Société Générale issued a $112 million corporate bond last week using smart contracts on the Ethereum Blockchain - a public, not a private, permissioned Blockchain.

This was a surprise as many institutions thought that it would be better, from a regulatory standpoint, not to use a public Blockchain, but a private one. If you were to buy $100 of Société Générale’s bond which it has just issued, you could be due a coupon/income of $2 every six months. However, the cost to receive this income could be greater than the actual payment due. This is because the cost to receive your coupon could be as high as $40, since the cost of processing the income payment on the Ethereum Blockchain maybe this much.

Therefore organisations believe that a private Blockchain, where potentially the price of transactions can be controlled, is a more suitable Blockchain.

Société Générale now joins companies like BVVA, Commonwealth Bank of Australia and Nivaura, all who have issued bonds using Blockchain technology. There has been a lot of attention given to how Security Token Offerings (STOs), are going to enable equities to be traded 24/7, and enable companies to raise capital. However, the bond market is $40 Trillion while the equity market is $30 Trillion in size, so there are huge opportunities for more banks to start issuing bonds using Blockchain technology. If it is proven, it is indeed more efficient, prone to fewer errors and from a compliance standpoint, better, and cheaper for organisation to issue bonds using Blockchains. We could see the whole bond market being shaken to its core!
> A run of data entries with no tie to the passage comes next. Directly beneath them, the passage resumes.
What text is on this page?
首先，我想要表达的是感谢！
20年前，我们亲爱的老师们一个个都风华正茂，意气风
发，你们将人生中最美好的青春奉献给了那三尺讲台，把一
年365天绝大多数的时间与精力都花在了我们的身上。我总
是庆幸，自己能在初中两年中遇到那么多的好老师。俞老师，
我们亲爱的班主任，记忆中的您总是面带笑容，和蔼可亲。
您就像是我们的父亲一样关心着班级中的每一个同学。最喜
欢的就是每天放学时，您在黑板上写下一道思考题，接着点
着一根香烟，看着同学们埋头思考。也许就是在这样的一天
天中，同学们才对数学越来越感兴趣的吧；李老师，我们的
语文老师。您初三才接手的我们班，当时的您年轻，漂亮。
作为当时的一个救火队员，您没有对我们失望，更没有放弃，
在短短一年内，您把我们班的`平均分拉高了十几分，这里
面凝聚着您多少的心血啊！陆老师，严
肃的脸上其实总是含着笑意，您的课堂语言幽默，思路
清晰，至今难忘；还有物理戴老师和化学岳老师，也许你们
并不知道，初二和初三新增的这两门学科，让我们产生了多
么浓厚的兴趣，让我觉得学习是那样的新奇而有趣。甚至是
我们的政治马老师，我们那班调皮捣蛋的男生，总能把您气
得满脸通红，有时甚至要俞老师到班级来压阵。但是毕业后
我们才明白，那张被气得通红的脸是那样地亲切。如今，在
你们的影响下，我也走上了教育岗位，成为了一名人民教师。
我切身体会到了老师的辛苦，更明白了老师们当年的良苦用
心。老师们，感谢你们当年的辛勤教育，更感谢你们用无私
Although the European Banking Authority and Moody (the credit rating agency), have warned that if we saw the widespread adoption of institutions using one Blockchain, this could lead potentially to counterparty systematic risk. Moody has also said that using Blockchain technology could reduce the risk of errors and afford greater transparency, as all parties involved would be using just one set of records. If this is the case, then the biggest issuers of bonds are governments, so they have the most to gain. Since, if a bond issued on a Blockchain has a better credit rating like Moody is proposing, governments may be able to offer a lower rate of interest on the bonds they issue, thus generating potentially significant savings. If governments start issuing bonds on Blockchains this will also act as a powerful incentive for regulators in different jurisdictions to offer clearer guidance. This, in turn, could accelerate more organisations to use Blockchain technology when issuing bonds.